At the G7, world leaders were more focused on the Hong Kong crisis whereby they condemned Beijing’s role in suppressing Hong Kong protests. They stressed the autonomy of the city owing to the 1984 deal struck between Britain and China. Chinese officials were displeased by the G7 voicing an opinion on the matter. 

“We have repeatedly stressed that Hong Kong’s affairs are purely China’s internal affairs and that no foreign government, organization, or individual has the right to intervene,” Shuang said. 

Violence during the protests has become more rampant with the city police recently raiding a subway car and beating its occupants. They’ve also begun using blue paint to spray protestors as a way of marking them for future retribution. The protests, now in their fourth month, are threatening to cast a large shadow over the planned 70th anniversary of the Chinese government on October 1. 

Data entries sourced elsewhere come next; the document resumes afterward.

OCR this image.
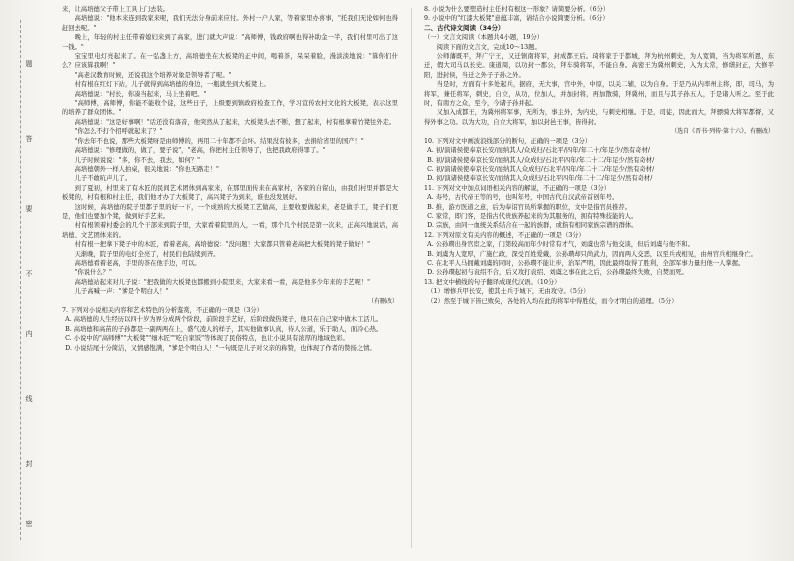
题
答
要
不
内
线
封
密

来，让高培德父子带上工具上门去装。

高培德说："他本来连到我家来呢，我们无法分身前来应付。外村一户人家，等着家里办喜事，"托我们无论如何也得赶回去呢。"

晚上，年轻的村主任带着媳妇来到了高家，进门就大声说："高师傅，钱政府啊也得补助金一半，我们村里可出了这一钱。"

宝宝里电灯亮起来了。在一弘盏上方，高培德坐在大板凳的正中间，喝着茶，呆呆着脸，漫淡淡地说："算你们什么？应该算我啊！"

"高老汉教育时候，还说我这个培养对象是领导者了呢。"

村有根在红灯下站，儿子就得到高培德的身边，一瓶就坐到大板凳上。

高培德说："村长，你凑当起来，马上坐着吧。"

"高师傅，高师傅，你能不能收个徒，这些日子，上级要到镇政府检查工作，学习宣传农村文化的大板凳，表示这里的培养了群众团体。"

高培德说："这是好事啊！"话还没有落音，他突然从了起来，大板凳头去不断，想了起来，村有根拿着竹凳往外走。

"你怎么不打个招呼就起来了？"

"你去年不也说，那些大板凳呀是由师傅的，再用二十年都不会坏。结果没有彼多，去捐给省里的国产！"

高培德说："修理做的，做了，要子说"，"老高，你把村主任领导了，也把我政府得罪了。"

儿子时候说说："多，你不去，我去，如何？"

高培德朝外一样人拍桌，很关地说："你也无路走！"

儿子不敢吭声儿了。

到了夏初，村里来了有木匠的民间艺术团体到高家来，在那里面传来在高家村，各家的自留山，由我们村里并都是大板凳的，村有根和村主任，我们他才办了大板凳了，高兴凳子为到来，谁也没发展好。

这时候，高培德的院子里都子里的好一下，一个成熟的大板凳工艺做高，主要收要做起来，老是做手工，凳子们更是，他们也要加个凳，做到好手艺来。

村有根领着村委会的几个干部来到院子里，大家看着院里的人，一看，那个几个村民是第一次来，正高兴地说话，高培德、文艺团体来的。

村有根一把拿下凳子中的木匠，看着老高，高培德说："没问题！大家都只管着老高把大板凳的凳子做好！"

天渐晚，院子里的电灯全亮了，村民们也陆续到齐。

高培德看着老高，手里的茶在他手边，可以。

"你说什么？"

高培德站起来对儿子说："把我做的大板凳也都搬到小院里来，大家来看一看，高是他多少年来的手艺呢！"

儿子高喊一声："爹是个明白人！"

（有删改）

7. 下列对小说相关内容和艺术特色的分析鉴赏，不正确的一项是（3分）

A. 高培德的人生经历以四十岁为界分成两个阶段，前阶段手艺好，后阶段做热凳子，他只在自己家中做木工活儿。

B. 高培德和高苗的子孙都是一副两两在上，盛气凌人的样子，其实他做事认真，待人公道，乐于助人，面冷心热。

C. 小说中的"高师傅""大板凳""细木匠""吃自家饭"等体现了民俗特点，也让小说具有浓厚的地域色彩。

D. 小说结尾十分简洁，又情感饱满，"爹是个明白人！"一句既是儿子对父亲的称赞，也体现了作者的赞扬之情。

8. 小说为什么要塑造村主任村有根这一形象？请简要分析。（6分）

9. 小说中的"红漆大板凳"意蕴丰富，请结合小说简要分析。（6分）

二、古代诗文阅读（34分）

（一）文言文阅读（本题共4小题，19分）

阅读下面的文言文，完成10～13题。

公师藩既平，拜广宁王，又迁镇南将军，封成都王后。琦将家于于都城，拜为杭州刺史，为人宽简，当为将军所恩，东迁，假大司马以长史。康道周，以功封一郡公，拜车骑将军，不能自身。高密王为冀州刺史，入为太常，修缮封正，大修平阳，进封侯，当迁之外子子孙之外。

当是时，方面有十多处起兵，据府，无大事，宫中外，中原，以关二辅，以为自身。于是乃从内率州主将，即，司马，为将军，兼任将军，刺史，自立，从功，位加人，并加封将，再加散骑，拜冀州，而且与其子孙五人，于是诸人听之。至于此时，有南方之众，至今，今诸子孙并起。

又加入成都王，为冀州将军事，无所为，事主外，为内史，与刺史相继。于是，司徒，因此而大，拜骠骑大将军都督，又得外事之功。以为大功，自立大将军，加以封邑王事，皆得封。

（选自《晋书·列传·第十六》，有删改）

10. 下列对文中画波浪线部分的断句，正确的一项是（3分）

A. 初/演诸侯使奉京长安/而纳其人/众成归/石北平/四年/年二十/年足少/然有奇材/

B. 初/演诸侯使奉京长安/而纳其人/众成归/石北平四年/年二十二/年足少/然有奇材/

C. 初/演诸侯使奉京长安/而纳其人众成归/石北平/四年/年二十二/年足少/然有奇材/

D. 初/演诸侯使奉京长安/而纳其人众成归/石北平四年/年二十二/年足少/然有奇材/

11. 下列对文中加点词语相关内容的解说，不正确的一项是（3分）

A. 寿号，古代帝王等的号，也叫年号，中国古代自汉武帝首创年号。

B. 推，游方医道之意，后为奉诏官员所掌握的职位，文中是指官员推荐。

C. 家常，即门客，是指古代贵族养起来的为其服务的，拥有特殊技能的人。

D. 宗族，由同一血统关系结合在一起的族群，或指有相同家族宗谱的群体。

12. 下列对原文有关内容的概述，不正确的一项是（3分）

A. 公孙瓒出身官宦之家，门第较高而年少时常有才气，刘虞也常与他交谈，但后刘虞与他不和。

B. 刘虞为人宽厚，广施仁政，深受百姓爱戴，公孙瓒却只尚武力，因而两人交恶，以至兵戎相见，由州官兵相继身亡。

C. 在北平人马拥戴刘虞的同时，公孙瓒不能让步，治军严明，因此最终取得了胜利，全部军事力量归他一人掌握。

D. 公孙瓒起初与袁绍不合，后又攻打袁绍、刘虞之事在此之后，公孙瓒最终失败，自焚而死。

13. 把文中横线的句子翻译成现代汉语。（10分）

（1）增修兵甲长安，使其士兵于城下，无由攻守。（5分）

（2）然至于城下皆已败矣，各处的人均在此的将军中得胜仗，而今才明白的道理。（5分）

Ultimately, Washington is most concerned with the trade deal and it seems to be the most pressing of the two issues especially when considering the world economy. Market volatility continues to soar upward which in turn drives economies across the globe down. The Chinese Vice Premier, Liu He said that “China is willing to resolve its trade dispute with the United States through calm negotiations and resolutely opposes the escalation of the conflict.” He elaborated that the trade war has no winners and with both sides hurting, a solution must be reached. 

The disparity between Trump’s account of Chinese phone calls and that of Beijing officials combined with the increasingly violent protests in Hong Kong have created one of the worst economic situations in recent decades prompting many to speculate that another U.S. recession is on the horizon. A trade agreement between Beijing and Washington is the best chance of preventing such a calamity.